Most of what I have seen documented uses the Homo_sapiens.GRCh38.113.gtf file, but is it not better to use the chr_patch_hapl_scaff since it seems to include more transcripts that kallisto mapped reads to?
Code showing difference in number of transcripts:
# building tx2gene from normal gtf file
gtf.hs.ensembl <- rtracklayer::import('Homo_sapiens.GRCh38.113.gtf')
tx2gene.gtf <- mcols(gtf.hs.ensembl)[,c(7,10)] %>%
as_tibble() %>%
dplyr::rename(gene_name = gene_name, target_id = transcript_id) %>%
dplyr::select(target_id, gene_name) %>%
na.omit() %>%
distinct(target_id, .keep_all = T)
# building tx2gene from chr_patch_hapl_scaff gtf file
gtf.hs.ensembl.hapl.scaff <- rtracklayer::import('Homo_sapiens.GRCh38.113.chr_patch_hapl_scaff.gtf')

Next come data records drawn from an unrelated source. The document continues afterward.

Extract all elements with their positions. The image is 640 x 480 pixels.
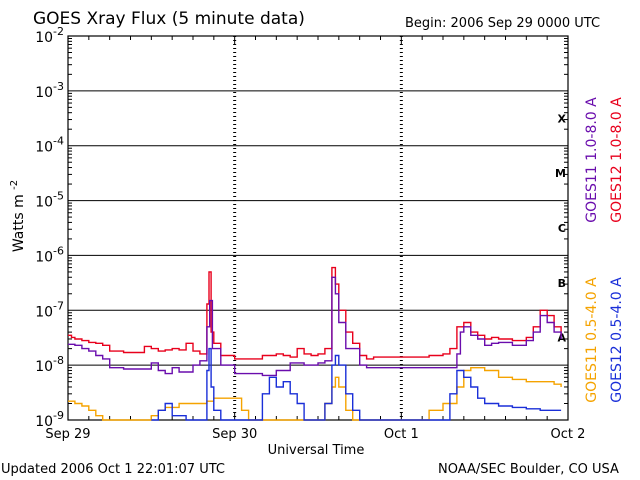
x-axis-ticks: Sep 29 Sep 30 Oct 1 Oct 2 xyxy=(45,36,585,442)
x-tick-label: Oct 2 xyxy=(551,427,586,442)
y-tick-label: 10-2 xyxy=(35,25,64,46)
flare-class-B: B xyxy=(558,277,566,290)
y-tick-label: 10-4 xyxy=(35,135,64,156)
y-tick-label: 10-7 xyxy=(35,299,64,320)
y-axis-ticks: 10-2 10-3 10-4 10-5 10-6 10-7 10-8 10-9 xyxy=(35,25,568,430)
series-goes12-0-5-4-0-a xyxy=(151,347,562,421)
begin-time: Begin: 2006 Sep 29 0000 UTC xyxy=(405,16,600,31)
legend-goes12-0-5-4-0-a: GOES12 0.5-4.0 A xyxy=(609,277,625,403)
chart-title: GOES Xray Flux (5 minute data) xyxy=(33,9,305,29)
legend-goes12-1-0-8-0-a: GOES12 1.0-8.0 A xyxy=(609,97,625,223)
data-series xyxy=(68,266,562,421)
legend-goes11-1-0-8-0-a: GOES11 1.0-8.0 A xyxy=(584,97,600,223)
x-tick-label: Sep 30 xyxy=(212,427,257,442)
legend-goes11-0-5-4-0-a: GOES11 0.5-4.0 A xyxy=(584,277,600,403)
credit: NOAA/SEC Boulder, CO USA xyxy=(438,462,619,477)
series-goes11-0-5-4-0-a xyxy=(68,367,562,421)
y-axis-label: Watts m -2 xyxy=(9,180,27,252)
series-goes11-1-0-8-0-a xyxy=(68,276,562,377)
flare-class-A: A xyxy=(557,332,566,345)
x-axis-label: Universal Time xyxy=(268,443,365,458)
y-tick-label: 10-3 xyxy=(35,80,64,101)
flare-class-labels: X M C B A xyxy=(555,112,566,344)
flare-class-C: C xyxy=(558,222,566,235)
y-tick-label: 10-5 xyxy=(35,190,64,211)
svg-text:Watts m -2: Watts m -2 xyxy=(9,180,27,252)
series-goes12-1-0-8-0-a xyxy=(68,266,562,360)
y-axis-label-text: Watts m xyxy=(11,194,27,252)
x-tick-label: Sep 29 xyxy=(45,427,90,442)
y-axis-label-exponent: -2 xyxy=(9,180,20,190)
updated-time: Updated 2006 Oct 1 22:01:07 UTC xyxy=(1,462,225,477)
y-tick-label: 10-6 xyxy=(35,244,64,265)
x-tick-label: Oct 1 xyxy=(384,427,419,442)
flare-class-M: M xyxy=(555,167,566,180)
legend: GOES11 1.0-8.0 A GOES12 1.0-8.0 A GOES11 0… xyxy=(584,97,625,403)
flux-gridlines xyxy=(68,90,568,366)
y-tick-label: 10-9 xyxy=(35,409,64,430)
flare-class-X: X xyxy=(558,112,567,125)
y-tick-label: 10-8 xyxy=(35,354,64,375)
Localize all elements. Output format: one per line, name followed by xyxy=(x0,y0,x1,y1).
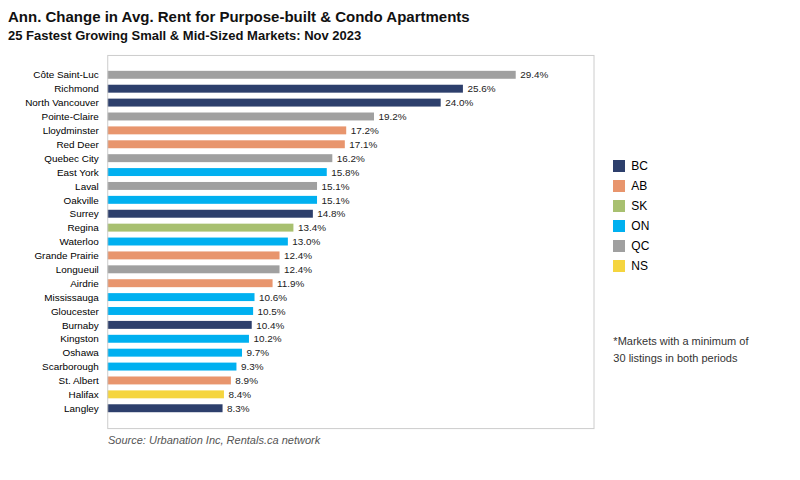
svg-text:29.4%: 29.4% xyxy=(520,70,548,81)
svg-text:19.2%: 19.2% xyxy=(378,111,406,122)
svg-text:8.9%: 8.9% xyxy=(235,375,258,386)
svg-text:13.0%: 13.0% xyxy=(292,236,320,247)
html-text:SK: SK xyxy=(631,199,648,214)
svg-text:11.9%: 11.9% xyxy=(277,278,305,289)
svg-text:Mississauga: Mississauga xyxy=(44,292,99,303)
svg-text:17.1%: 17.1% xyxy=(349,139,377,150)
svg-text:Waterloo: Waterloo xyxy=(60,236,100,247)
svg-text:10.4%: 10.4% xyxy=(256,320,284,331)
svg-text:Lloydminster: Lloydminster xyxy=(43,125,100,136)
svg-text:Quebec City: Quebec City xyxy=(44,153,99,164)
svg-text:Airdrie: Airdrie xyxy=(70,278,99,289)
svg-text:St. Albert: St. Albert xyxy=(59,375,99,386)
svg-text:17.2%: 17.2% xyxy=(351,125,379,136)
svg-text:13.4%: 13.4% xyxy=(298,222,326,233)
svg-text:Pointe-Claire: Pointe-Claire xyxy=(42,111,100,122)
html-text:25 Fastest Growing Small & Mid: 25 Fastest Growing Small & Mid-Sized Mar… xyxy=(8,28,362,43)
svg-text:8.4%: 8.4% xyxy=(228,389,251,400)
svg-text:9.3%: 9.3% xyxy=(241,361,264,372)
svg-text:15.1%: 15.1% xyxy=(321,181,349,192)
html-text:Ann. Change in Avg. Rent for P: Ann. Change in Avg. Rent for Purpose-bui… xyxy=(8,8,470,25)
svg-text:Gloucester: Gloucester xyxy=(51,306,100,317)
svg-text:Longueuil: Longueuil xyxy=(56,264,99,275)
svg-text:12.4%: 12.4% xyxy=(284,250,312,261)
svg-text:Red Deer: Red Deer xyxy=(56,139,99,150)
svg-text:25.6%: 25.6% xyxy=(467,84,495,95)
svg-text:Halifax: Halifax xyxy=(69,389,99,400)
svg-text:15.1%: 15.1% xyxy=(321,195,349,206)
svg-text:Regina: Regina xyxy=(67,222,99,233)
svg-text:10.5%: 10.5% xyxy=(258,306,286,317)
svg-text:9.7%: 9.7% xyxy=(246,348,269,359)
html-text:AB: AB xyxy=(631,179,648,194)
svg-text:Langley: Langley xyxy=(64,403,99,414)
html-text:BC: BC xyxy=(631,159,648,174)
svg-text:Laval: Laval xyxy=(75,181,99,192)
svg-text:Oshawa: Oshawa xyxy=(62,348,99,359)
html-text:Source: Urbanation Inc, Rental: Source: Urbanation Inc, Rentals.ca netwo… xyxy=(108,434,321,447)
svg-text:Richmond: Richmond xyxy=(54,84,99,95)
svg-text:Grande Prairie: Grande Prairie xyxy=(34,250,99,261)
html-text:QC: QC xyxy=(631,239,650,254)
svg-text:Côte Saint-Luc: Côte Saint-Luc xyxy=(33,70,99,81)
svg-text:8.3%: 8.3% xyxy=(227,403,250,414)
svg-text:10.2%: 10.2% xyxy=(253,334,281,345)
svg-text:Burnaby: Burnaby xyxy=(62,320,99,331)
svg-text:16.2%: 16.2% xyxy=(337,153,365,164)
html-text:*Markets with a minimum of 30: *Markets with a minimum of 30 listings i… xyxy=(613,335,749,364)
svg-text:Scarborough: Scarborough xyxy=(42,361,99,372)
svg-text:10.6%: 10.6% xyxy=(259,292,287,303)
svg-text:12.4%: 12.4% xyxy=(284,264,312,275)
html-text:NS: NS xyxy=(631,259,648,274)
svg-text:Kingston: Kingston xyxy=(60,334,99,345)
svg-text:14.8%: 14.8% xyxy=(317,209,345,220)
svg-text:Oakville: Oakville xyxy=(64,195,100,206)
svg-text:East York: East York xyxy=(57,167,99,178)
html-text:ON: ON xyxy=(631,219,650,234)
svg-text:24.0%: 24.0% xyxy=(445,97,473,108)
svg-text:Surrey: Surrey xyxy=(70,209,99,220)
svg-text:15.8%: 15.8% xyxy=(331,167,359,178)
svg-text:North Vancouver: North Vancouver xyxy=(25,97,99,108)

tx2gene.gtf.hapl.scaff <- mcols(gtf.hs.ensembl.hapl.scaff)[,c(7,10)] %>%
as_tibble() %>%
dplyr::rename(gene_name = gene_name, target_id = transcript_id) %>%
dplyr::select(target_id, gene_name) %>%
na.omit() %>%
distinct(target_id, .keep_all = T)
> # running tximport with normal gtf
> Txi_gene <- tximport(path,
+ type = "kallisto",
+ tx2gene = tx2gene.gtf,
+ txOut = FALSE,
+ countsFromAbundance = "lengthScaledTPM",
+ ignoreTxVersion = TRUE)
Note: importing `abundance.h5` is typically faster than `abundance.tsv`
reading in files with read_tsv
1 2 3 4 5 6 7 8 9 10
transcripts missing from tx2gene: 25650
summarizing abundance
summarizing counts
summarizing length
>
> # running tximport with chr_patch_hapl_scaff gtf
> Txi_gene <- tximport(path,
+ type = "kallisto",
+ tx2gene = tx2gene.gtf.hapl.scaff,
+ txOut = FALSE,
+ countsFromAbundance = "lengthScaledTPM",
+ ignoreTxVersion = TRUE)
Note: importing `abundance.h5` is typically faster than `abundance.tsv`
reading in files with read_tsv
1 2 3 4 5 6 7 8 9 10
transcripts missing from tx2gene: 7129
summarizing abundance
summarizing counts
summarizing length